Türkiye'nin petrol ve gaz sondajları salgında daha kritik hale geldi
Enerji kaynakları bakımından "kendi kendine yeterli olmanın" öne çıktığı Kovid-19 salgını döneminde, Türkiye'nin petrol ve gaz arama çalışmaları daha kritik bir hale geldi.
Siyaset, Ekonomi ve Toplum Araştırmaları Vakfı (SETA) tarafından yayımlanan "Koronavirüs Krizi Döneminde Enerji Politikaları" raporundan derlenen bilgilere göre, yeni tip koronavirüs (Kovid-19) salgını, enerji ihracatçısı ve ithalatçısı ülkeleri farklı şekillerde etkiledi.
Enerji ithalatçısı ülkelerdeki talep düşüşü üretici ülkelerin gelirlerinin azalmasına yol açarken, özellikle petrol ve gaz ihracatı gerçekleştiren ülkeler fiyatlardaki şok düşüşlerden büyük darbe aldı.
Salgın sürecinde düşen petrol fiyatları ithalat bağımlısı ülkeler açısından kısa vadede olumlu bir gelişme olarak değerlendirilirken, bu durumun sürdürülebilirliği tartışma konusu hale geldi.

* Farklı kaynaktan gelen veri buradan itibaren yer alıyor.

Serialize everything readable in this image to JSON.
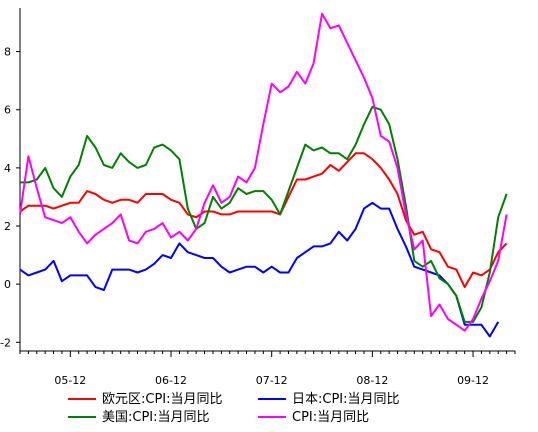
{
  "chart_data": {
    "type": "line",
    "title": "",
    "xlabel": "",
    "ylabel": "",
    "ylim": [
      -2.3,
      9.5
    ],
    "y_ticks": [
      -2,
      0,
      2,
      4,
      6,
      8
    ],
    "y_tick_labels": [
      "-2",
      "0",
      "2",
      "4",
      "6",
      "8"
    ],
    "x_ticks": [
      6,
      18,
      30,
      42,
      54
    ],
    "x_tick_labels": [
      "05-12",
      "06-12",
      "07-12",
      "08-12",
      "09-12"
    ],
    "grid": false,
    "legend_position": "bottom",
    "series": [
      {
        "name": "欧元区:CPI:当月同比",
        "color": "#ff0000",
        "points": [
          [
            0,
            2.5
          ],
          [
            1,
            2.7
          ],
          [
            2,
            2.7
          ],
          [
            3,
            2.7
          ],
          [
            4,
            2.6
          ],
          [
            5,
            2.7
          ],
          [
            6,
            2.8
          ],
          [
            7,
            2.8
          ],
          [
            8,
            3.2
          ],
          [
            9,
            3.1
          ],
          [
            10,
            2.9
          ],
          [
            11,
            2.8
          ],
          [
            12,
            2.9
          ],
          [
            13,
            2.9
          ],
          [
            14,
            2.8
          ],
          [
            15,
            3.1
          ],
          [
            16,
            3.1
          ],
          [
            17,
            3.1
          ],
          [
            18,
            2.9
          ],
          [
            19,
            2.8
          ],
          [
            20,
            2.4
          ],
          [
            21,
            2.3
          ],
          [
            22,
            2.5
          ],
          [
            23,
            2.5
          ],
          [
            24,
            2.4
          ],
          [
            25,
            2.4
          ],
          [
            26,
            2.5
          ],
          [
            27,
            2.5
          ],
          [
            28,
            2.5
          ],
          [
            29,
            2.5
          ],
          [
            30,
            2.5
          ],
          [
            31,
            2.4
          ],
          [
            32,
            3.0
          ],
          [
            33,
            3.6
          ],
          [
            34,
            3.6
          ],
          [
            35,
            3.7
          ],
          [
            36,
            3.8
          ],
          [
            37,
            4.1
          ],
          [
            38,
            3.9
          ],
          [
            39,
            4.2
          ],
          [
            40,
            4.5
          ],
          [
            41,
            4.5
          ],
          [
            42,
            4.3
          ],
          [
            43,
            4.0
          ],
          [
            44,
            3.6
          ],
          [
            45,
            3.1
          ],
          [
            46,
            2.2
          ],
          [
            47,
            1.7
          ],
          [
            48,
            1.8
          ],
          [
            49,
            1.2
          ],
          [
            50,
            1.1
          ],
          [
            51,
            0.6
          ],
          [
            52,
            0.5
          ],
          [
            53,
            -0.1
          ],
          [
            54,
            0.4
          ],
          [
            55,
            0.3
          ],
          [
            56,
            0.5
          ],
          [
            57,
            1.1
          ],
          [
            58,
            1.4
          ]
        ]
      },
      {
        "name": "日本:CPI:当月同比",
        "color": "#0000ff",
        "points": [
          [
            0,
            0.5
          ],
          [
            1,
            0.3
          ],
          [
            2,
            0.4
          ],
          [
            3,
            0.5
          ],
          [
            4,
            0.8
          ],
          [
            5,
            0.1
          ],
          [
            6,
            0.3
          ],
          [
            7,
            0.3
          ],
          [
            8,
            0.3
          ],
          [
            9,
            -0.1
          ],
          [
            10,
            -0.2
          ],
          [
            11,
            0.5
          ],
          [
            12,
            0.5
          ],
          [
            13,
            0.5
          ],
          [
            14,
            0.4
          ],
          [
            15,
            0.5
          ],
          [
            16,
            0.7
          ],
          [
            17,
            1.0
          ],
          [
            18,
            0.9
          ],
          [
            19,
            1.4
          ],
          [
            20,
            1.1
          ],
          [
            21,
            1.0
          ],
          [
            22,
            0.9
          ],
          [
            23,
            0.9
          ],
          [
            24,
            0.6
          ],
          [
            25,
            0.4
          ],
          [
            26,
            0.5
          ],
          [
            27,
            0.6
          ],
          [
            28,
            0.6
          ],
          [
            29,
            0.4
          ],
          [
            30,
            0.6
          ],
          [
            31,
            0.4
          ],
          [
            32,
            0.4
          ],
          [
            33,
            0.9
          ],
          [
            34,
            1.1
          ],
          [
            35,
            1.3
          ],
          [
            36,
            1.3
          ],
          [
            37,
            1.4
          ],
          [
            38,
            1.8
          ],
          [
            39,
            1.5
          ],
          [
            40,
            1.9
          ],
          [
            41,
            2.6
          ],
          [
            42,
            2.8
          ],
          [
            43,
            2.6
          ],
          [
            44,
            2.6
          ],
          [
            45,
            1.9
          ],
          [
            46,
            1.3
          ],
          [
            47,
            0.6
          ],
          [
            48,
            0.5
          ],
          [
            49,
            0.4
          ],
          [
            50,
            0.3
          ],
          [
            51,
            0.0
          ],
          [
            52,
            -0.4
          ],
          [
            53,
            -1.4
          ],
          [
            54,
            -1.4
          ],
          [
            55,
            -1.4
          ],
          [
            56,
            -1.8
          ],
          [
            57,
            -1.3
          ]
        ]
      },
      {
        "name": "美国:CPI:当月同比",
        "color": "#008000",
        "points": [
          [
            0,
            3.5
          ],
          [
            1,
            3.5
          ],
          [
            2,
            3.6
          ],
          [
            3,
            4.0
          ],
          [
            4,
            3.3
          ],
          [
            5,
            3.0
          ],
          [
            6,
            3.7
          ],
          [
            7,
            4.1
          ],
          [
            8,
            5.1
          ],
          [
            9,
            4.7
          ],
          [
            10,
            4.1
          ],
          [
            11,
            4.0
          ],
          [
            12,
            4.5
          ],
          [
            13,
            4.2
          ],
          [
            14,
            4.0
          ],
          [
            15,
            4.1
          ],
          [
            16,
            4.7
          ],
          [
            17,
            4.8
          ],
          [
            18,
            4.6
          ],
          [
            19,
            4.3
          ],
          [
            20,
            2.6
          ],
          [
            21,
            1.9
          ],
          [
            22,
            2.1
          ],
          [
            23,
            3.0
          ],
          [
            24,
            2.6
          ],
          [
            25,
            2.8
          ],
          [
            26,
            3.3
          ],
          [
            27,
            3.1
          ],
          [
            28,
            3.2
          ],
          [
            29,
            3.2
          ],
          [
            30,
            2.9
          ],
          [
            31,
            2.4
          ],
          [
            32,
            3.2
          ],
          [
            33,
            4.0
          ],
          [
            34,
            4.8
          ],
          [
            35,
            4.6
          ],
          [
            36,
            4.7
          ],
          [
            37,
            4.5
          ],
          [
            38,
            4.5
          ],
          [
            39,
            4.3
          ],
          [
            40,
            4.8
          ],
          [
            41,
            5.5
          ],
          [
            42,
            6.1
          ],
          [
            43,
            6.0
          ],
          [
            44,
            5.5
          ],
          [
            45,
            4.3
          ],
          [
            46,
            2.7
          ],
          [
            47,
            0.8
          ],
          [
            48,
            0.6
          ],
          [
            49,
            0.8
          ],
          [
            50,
            0.2
          ],
          [
            51,
            0.0
          ],
          [
            52,
            -0.4
          ],
          [
            53,
            -1.3
          ],
          [
            54,
            -1.3
          ],
          [
            55,
            -0.8
          ],
          [
            56,
            0.4
          ],
          [
            57,
            2.3
          ],
          [
            58,
            3.1
          ]
        ]
      },
      {
        "name": "CPI:当月同比",
        "color": "#ff00ff",
        "points": [
          [
            0,
            2.4
          ],
          [
            1,
            4.4
          ],
          [
            2,
            3.3
          ],
          [
            3,
            2.3
          ],
          [
            4,
            2.2
          ],
          [
            5,
            2.1
          ],
          [
            6,
            2.3
          ],
          [
            7,
            1.8
          ],
          [
            8,
            1.4
          ],
          [
            9,
            1.7
          ],
          [
            10,
            1.9
          ],
          [
            11,
            2.1
          ],
          [
            12,
            2.4
          ],
          [
            13,
            1.5
          ],
          [
            14,
            1.4
          ],
          [
            15,
            1.8
          ],
          [
            16,
            1.9
          ],
          [
            17,
            2.1
          ],
          [
            18,
            1.6
          ],
          [
            19,
            1.8
          ],
          [
            20,
            1.5
          ],
          [
            21,
            1.9
          ],
          [
            22,
            2.8
          ],
          [
            23,
            3.4
          ],
          [
            24,
            2.8
          ],
          [
            25,
            3.0
          ],
          [
            26,
            3.7
          ],
          [
            27,
            3.5
          ],
          [
            28,
            4.0
          ],
          [
            29,
            5.5
          ],
          [
            30,
            6.9
          ],
          [
            31,
            6.6
          ],
          [
            32,
            6.8
          ],
          [
            33,
            7.3
          ],
          [
            34,
            6.9
          ],
          [
            35,
            7.6
          ],
          [
            36,
            9.3
          ],
          [
            37,
            8.8
          ],
          [
            38,
            8.9
          ],
          [
            39,
            8.3
          ],
          [
            40,
            7.7
          ],
          [
            41,
            7.1
          ],
          [
            42,
            6.4
          ],
          [
            43,
            5.1
          ],
          [
            44,
            4.9
          ],
          [
            45,
            4.0
          ],
          [
            46,
            2.4
          ],
          [
            47,
            1.2
          ],
          [
            48,
            1.5
          ],
          [
            49,
            -1.1
          ],
          [
            50,
            -0.7
          ],
          [
            51,
            -1.2
          ],
          [
            52,
            -1.4
          ],
          [
            53,
            -1.6
          ],
          [
            54,
            -1.2
          ],
          [
            55,
            -0.5
          ],
          [
            56,
            0.1
          ],
          [
            57,
            0.8
          ],
          [
            58,
            2.4
          ]
        ]
      }
    ]
  }
}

Türkiye, ucuz petrolle depoları doldurdu
Ani düşüşler görülen petrol fiyatları nedeniyle net ithalatçı konumunda olan Türkiye'nin de bu dönemde enerji ithalat faturasında ciddi oranda azalma görüldü. Bu kapsamda, Türkiye'nin son 5 yıllık ham petrol ithalat rakamları incelendiğinde ilk üç aylık periyotlar bakımından en fazla dış alım 2020’nin ilk çeyreğinde gerçekleştirildi.
Bu dönemdeki ham petrol ithalatı geçen yılın aynı dönemine göre yüzde 10 artarak 7,7 milyon tona yükseldi. Küresel piyasalarda fiyatlar düşük seviyedeyken Türkiye, ham petrol ithalatını artırma ve piyasadan ucuz petrol toplama politikasını uyguladı. Bununla beraber geçen yılın ilk çeyreğinde 11 milyar 36 milyon dolar olarak gerçekleşen enerji ithalatı bu yılın aynı döneminde yüzde 9,6 azalarak 9 milyar 980 milyon dolara geriledi.
Türkiye'nin enerji ithalatı faturasının yıl bazında daha fazla azalması beklenirken, fiyatlardaki düşüş neticesinde Türkiye'nin kısa vadede avantaj sağlamasının yanında uzun vadede bu durum genel ekonomik yapı açısından risk oluşturuyor.
Bu açıdan, Türkiye'nin enerjide dış kaynak bağımlılığını azaltıp kendi kendine yeterli olma yolundaki adımlarını hızlandırarak sürdürmesi önem taşıyor. Fosil kaynakların arama ve sondajına yönelik faaliyetler ve yenilenebilir enerji yatırımlarının artırılması, Türkiye'nin enerji kaynaklarına erişimini etkileyerek muhtemel bir başka krizden büyük zarar görmesini engellemek adına kritik önemde bulunuyor. Türkiye, hali hazırda Doğu Akdeniz başta olmak üzere hidrokarbon arama ve sondaj çalışmalarına devam ediyor.
Ayrıca petrol ve doğal gaz depolama kapasitesinin artırılması da bu konuda atılması gereken adımlar olarak öne çıkıyor.
Yenilenebilirde tedarik zinciri olumsuz etkileniyor
Salgın döneminde Türkiye'nin kendi kendine yeterli olmasına katkı sağlayan yenilenebilir enerji kaynaklarından elektrik üretiminde artışlar da yaşanırken, yenilenebilir enerjide tedarik zincirinde aksamalar görülüyor.
Yenilenebilir enerji ekipman üretiminin özellikle Çin ve Avrupa'da yoğunlaşması, Türkiye'de devam eden projelerin yavaşlamasına ve hatta durmasına yol açıyor.
Bu süreçte 31 Aralık 2020 itibarıyla süresi olan Yenilenebilir Enerji Kaynaklarını Destekleme Mekanizması'nın (YEKDEM) süresinin makul bir süreyle uzatılması yerinde bir karar olarak değerlendirilirken, küresel ekonomik istikrarsızlıktan dolayı doların Türk lirası karşısında aşırı değer kazanması nedeniyle yenilenebilir enerji projelerinin finansmanında sıkıntılar yaşanma ihtimali bulunuyor.
Öte yandan, salgının olumsuz sonuçları karşısında bu yıl için tahmin edilen YEKDEM maliyetleri dolar kurundaki artışın da etkisiyle neredeyse iki kat yükselirken, yaz döneminden sonra elektrik fiyatlarında artış yaşanması olası görünüyor.